Sunday, March 7, 2010

Mr N's Pregnancy and Birth VI

After numerous courses of a/b's, I was give a D&C at 6 weeks after birth. It was difficult, going to hospital, feeding the baby before, and again afterwards, knowing that the aneasthesia is probably still in my blood. The D&C showed that some placenta was retained. I always wondered if it wasn't that “extra” lob that the placenta developed and then discarded when it wasn't needed anymore.

The D&C didn't help. The infection was in the uterus already. So when baby was 2 months old, I had to put him on formula for a week. Expressing with each feed as well, and then throw the milk away. Because I was put on extremely strong antibiotics, which would be harmful for baby's kidneys. It wasn't an easy week.
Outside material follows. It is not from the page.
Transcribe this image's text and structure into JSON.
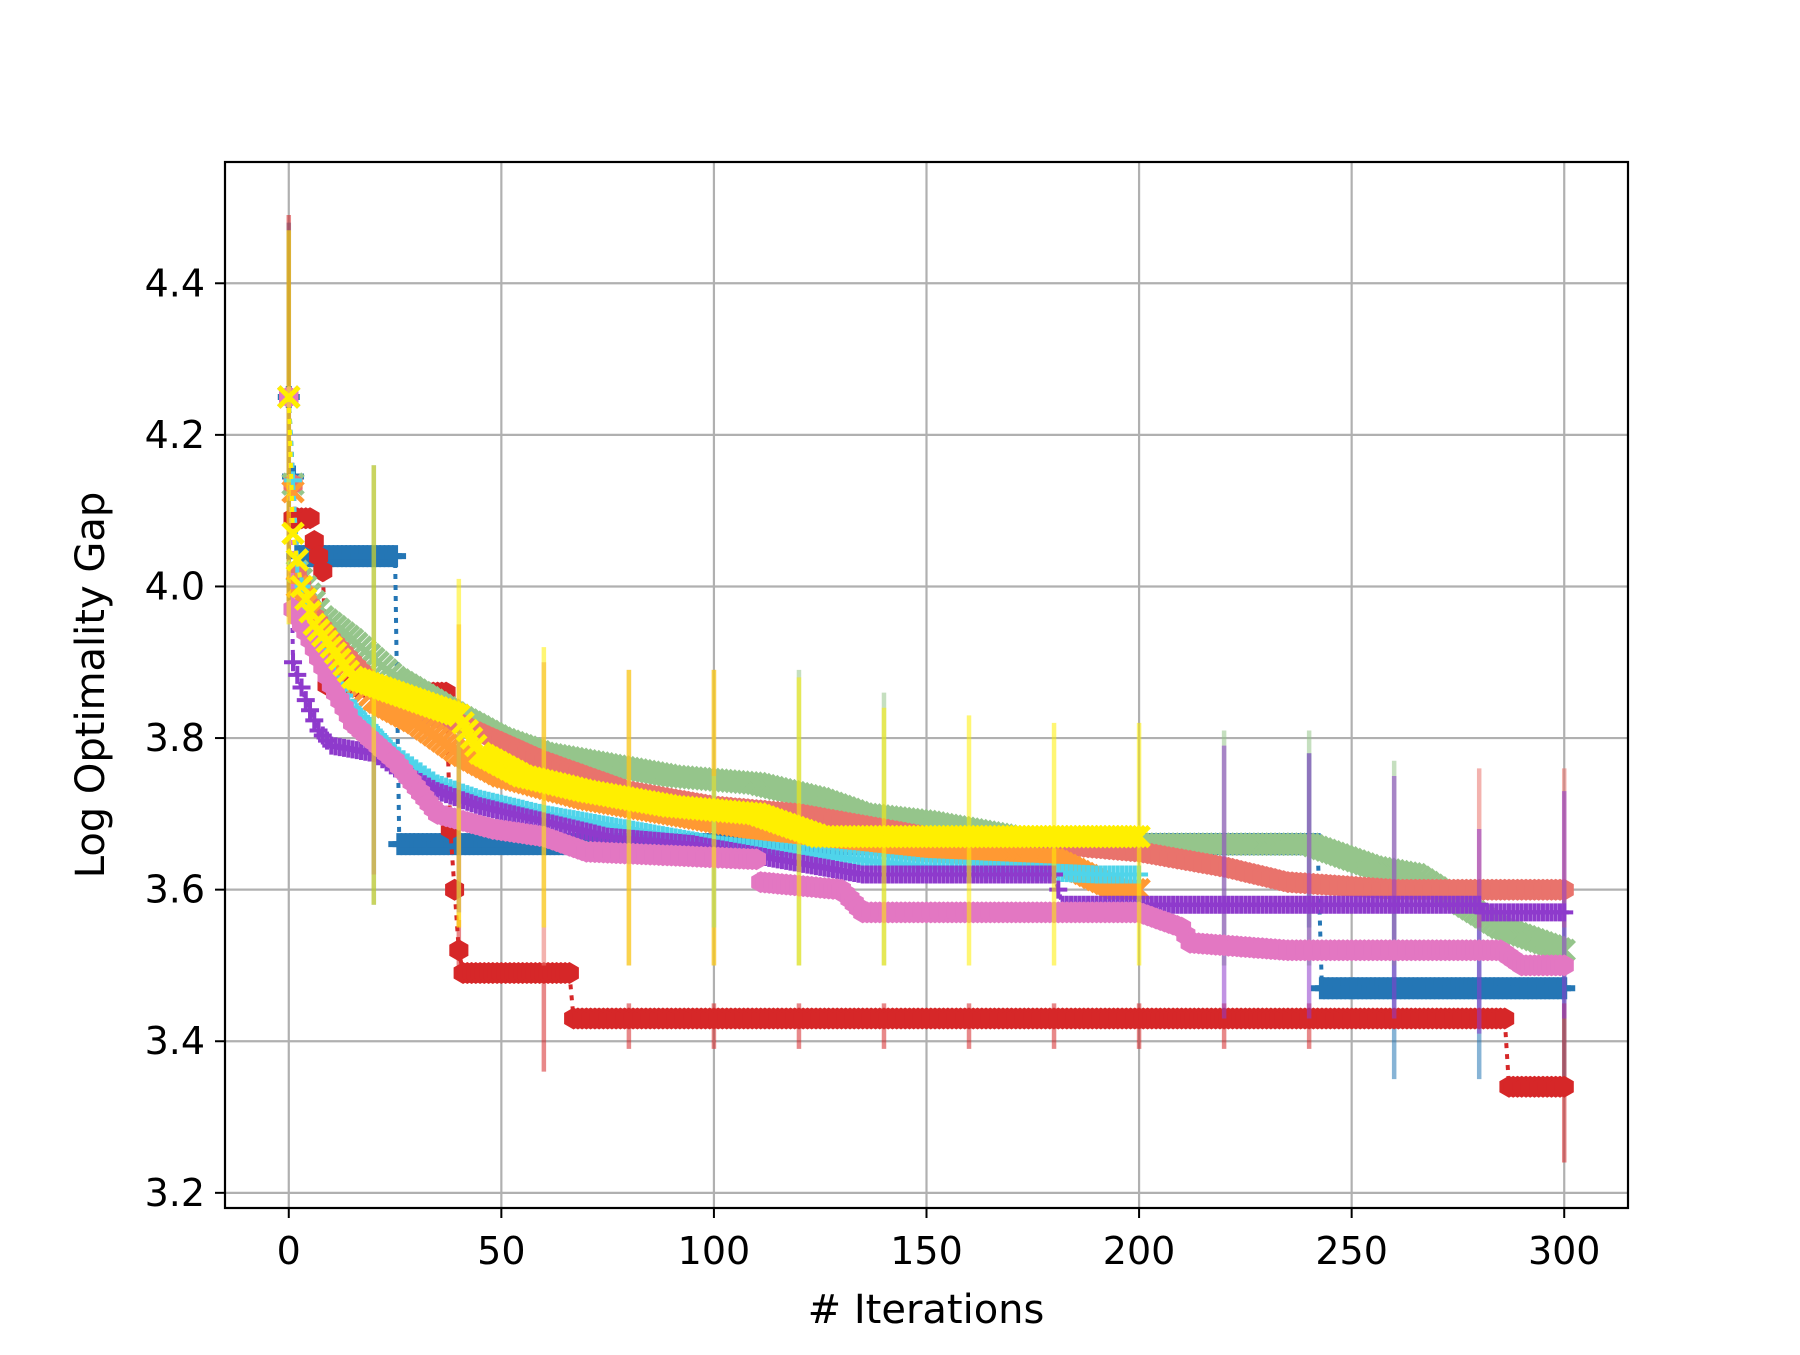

We were camping with the in-laws, so it was quite difficult handling bottle feeding and expressing, and a 2-month old baby, while living in a tent!

But it worked...:-) For the first time in almost 3 months, I felt healthy again. I was so grateful. One time during the infection I had to see my gynae's associate (my gynae went on holiday) and this associate told me that if I were her patient, she would've done a hysterectomy already. I was schocked. Yes, I'm ill. Yes, I have a very bad infection. But isn't a hysterectomy the very last resort? What about my future fertility? The fact that I want more children? Fortunately, I was NOT her patient, and my gynae was prepared to fight for my future children.

Through this all, my baby was the cutest thing. He was just thriving, turning into a really fat and friendly baby. Nobody could believe that such a small person like me, could have such a huge, fat baby. He was so beautiful, so friendly. He laughed for every face he saw.

And he was a dream-baby. Never cried, except for a brief stint with colic. He slept through from his 2nd month, and fed and slept so well during the day. It was such a wonderful experience, to be parent to this amazing little being. I decided to never go back to work, but stay at home with him. I never regretted my decision.